为应对这些挑战,本文件提议VIPSN2.0, 一个模块化和可重新配置的IOT平台, 支持多种振动能量采集器(PiPSN-Beacon, 使超低功率无线信标能够通过标准化的热可应用界面传输,满足不同的应用要求。 VIPSN-LoRa, 支持高功率、远程无线通信能力,在实际海洋环境中进行波震动; VIPSN-LoRa, 支持无线性无线高能和远程无线通信能力; VIPSN-Veal-Veal-Veal-PSMLAMLA, 在实际的海上环境中进行无波震动; VIPSN-S-Veal-SLOVAL-S-SLADS-LADS, 在实际的无线-NPS-PS-VERMS-S-LAVAL-S-S-LADS-LS-LANSLA AS ASAL-SAL-LANSLANSLANSLANSLANSLLLL AS AS AS ASAL ASAL ASAL ASAL ASAL ASAL ASAL ASAL ASAL ASAL ASAL ASAL AS AS-L ASAL AS-L ASAL AS-L AS-L RA ASAL 上, AS-L AS AS ASL SSL SSL SS AS AS AS SS SS SS SS ASL SS SS SS SS SS SS SS SS SS SS SS AS AS ASL ASL ASL SS SS SS SS SS SS SS SS SS SS SS SS SS SS SS SS SS SS SS SS SS SS SS SS SS SS SS SS SS SS SS SS SS SS SS SS SS SS SS SS SS SS SS SS SS SS SS SS SS SS SS
Article 19
Title@2025-07-07 (1): Optimizing Scalable Multi-Cluster Architectures for Next-Generation Wireless Sensing and Communication
Title: Optimizing Scalable Multi-Cluster Architectures for Next-Generation Wireless Sensing and Communication | Optimierung skalierbarer Multi-Cluster-Architekturen für drahtloses Sensing und Kommunikation der nächsten Generation | 优化用于下一代无线遥感和通信的可缩放多集群建筑 2507.05012v1 |
Authors (4): Samuel Riedel, Yichao Zhang, Marco Bertuletti, Luca Benini
Next-generation wireless technologies (for immersive-massive communication, joint communication and sensing) demand highly parallel architectures for massive data processing. A common architectural template scales up by grouping tens to hundreds of cores into shared-memory clusters, which are then scaled out as multi-cluster manycore systems. This hierarchical design, used in GPUs and accelerators, requires a balancing act between fewer large clusters and more smaller clusters, affecting design complexity, synchronization, communication efficiency, and programmability. While all multi-cluster architectures must balance these trade-offs, there is limited insight into optimal cluster sizes. This paper analyzes various cluster configurations, focusing on synchronization, data movement overhead, and programmability for typical wireless sensing and communication workloads. We extend the open-source shared-memory cluster MemPool into a multi-cluster architecture and propose a novel double-buffering barrier that decouples processor and DMA. Our results show a single 256-core cluster can be twice as fast as 16 16-core clusters for memory-bound kernels and up to 24% faster for compute-bound kernels due to reduced synchronization and communication overheads.
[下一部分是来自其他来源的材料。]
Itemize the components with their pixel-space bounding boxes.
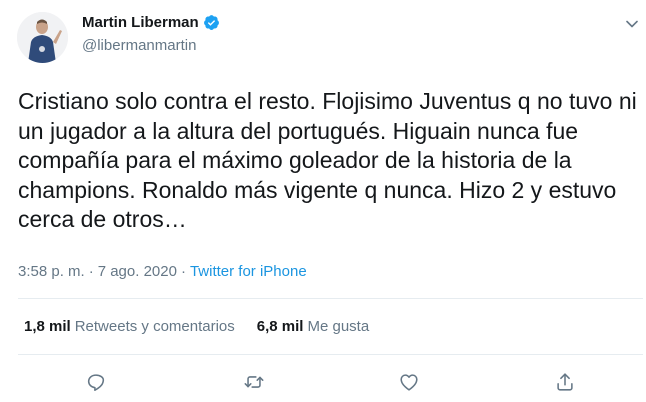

下一代无线技术(用于暗中移动通信、联合通信和感测)需要高度平行的大规模数据处理结构。通用的建筑模板将数万至数百个核心分组成共享模拟集群,然后作为多集群多核心系统予以扩大。这种在GPU和加速器中使用的等级设计需要在较少大型集群和较小集群之间采取平衡行动,影响设计复杂性、同步性、通信效率和程序可操作性。虽然所有多集群结构必须平衡这些权衡,但对最佳集群规模的洞察力有限。本文分析各种集群配置,重点是同步、数据移动管理以及典型无线感应和通信工作量的可编程性。我们把开放源共享集群MemPool 扩展为多集群结构,并提议一个新型的双重缓冲屏障,以拆分解相容处理器和DMA。我们的结果显示,单一的256核心集群可以比16个核心集群的内嵌式集群快一倍,以至超过24 %的内置式同步。
Article 20
Title@2025-07-07 (1): AXI-REALM: Safe, Modular and Lightweight Traffic Monitoring and Regulation for Heterogeneous Mixed-Criticality Systems
Title: AXI-REALM: Safe, Modular and Lightweight Traffic Monitoring and Regulation for Heterogeneous Mixed-Criticality Systems | AXI-REALM: Sichere, modulare und leichte Verkehrsüberwachung und Regulierung für Heterogene Mixed-Criticality-Systeme | AXI-REALM: 安全、模块和轻量量的交通监测和管理 2501.10161v2 |
Authors (9): Thomas Benz, Alessandro Ottaviano, Chaoqun Liang, Robert Balas, Angelo Garofalo, Francesco Restuccia, Alessandro Biondi, Davide Rossi, Luca Benini
The automotive industry is transitioning from federated, homogeneous, interconnected devices to integrated, heterogeneous, mixed-criticality systems (MCS). This leads to challenges in achieving timing predictability techniques due to access contention on shared resources, which can be mitigated using hardware-based spatial and temporal isolation techniques. Focusing on the interconnect as the point of access for shared resources, we propose AXI-REALM, a lightweight, modular, technology-independent, and open-source real-time extension to AXI4 interconnects. AXI-REALM uses a budget-based mechanism enforced on periodic time windows and transfer fragmentation to provide fair arbitration, coupled with execution predictability on real-time workloads. AXI-REALM features a comprehensive bandwidth and latency monitor at both the ingress and egress of the interconnect system. Latency information is also used to detect and reset malfunctioning subordinates, preventing missed deadlines. We provide a detailed cost assessment in a 12 nm node and an end-to-end case study implementing AXI-REALM into an open-source MCS, incurring an area overhead of less than 2%. When running a mixed-criticality workload, with a time-critical application sharing the interconnect with non-critical applications, we demonstrate that the critical application can achieve up to 68.2% of the isolated performance by enforcing fairness on the interconnect traffic through burst fragmentation, thus reducing the subordinate access latency by up to 24 times. Near-ideal performance, (above 95% of the isolated performance) can be achieved by distributing the available bandwidth in favor of the critical application.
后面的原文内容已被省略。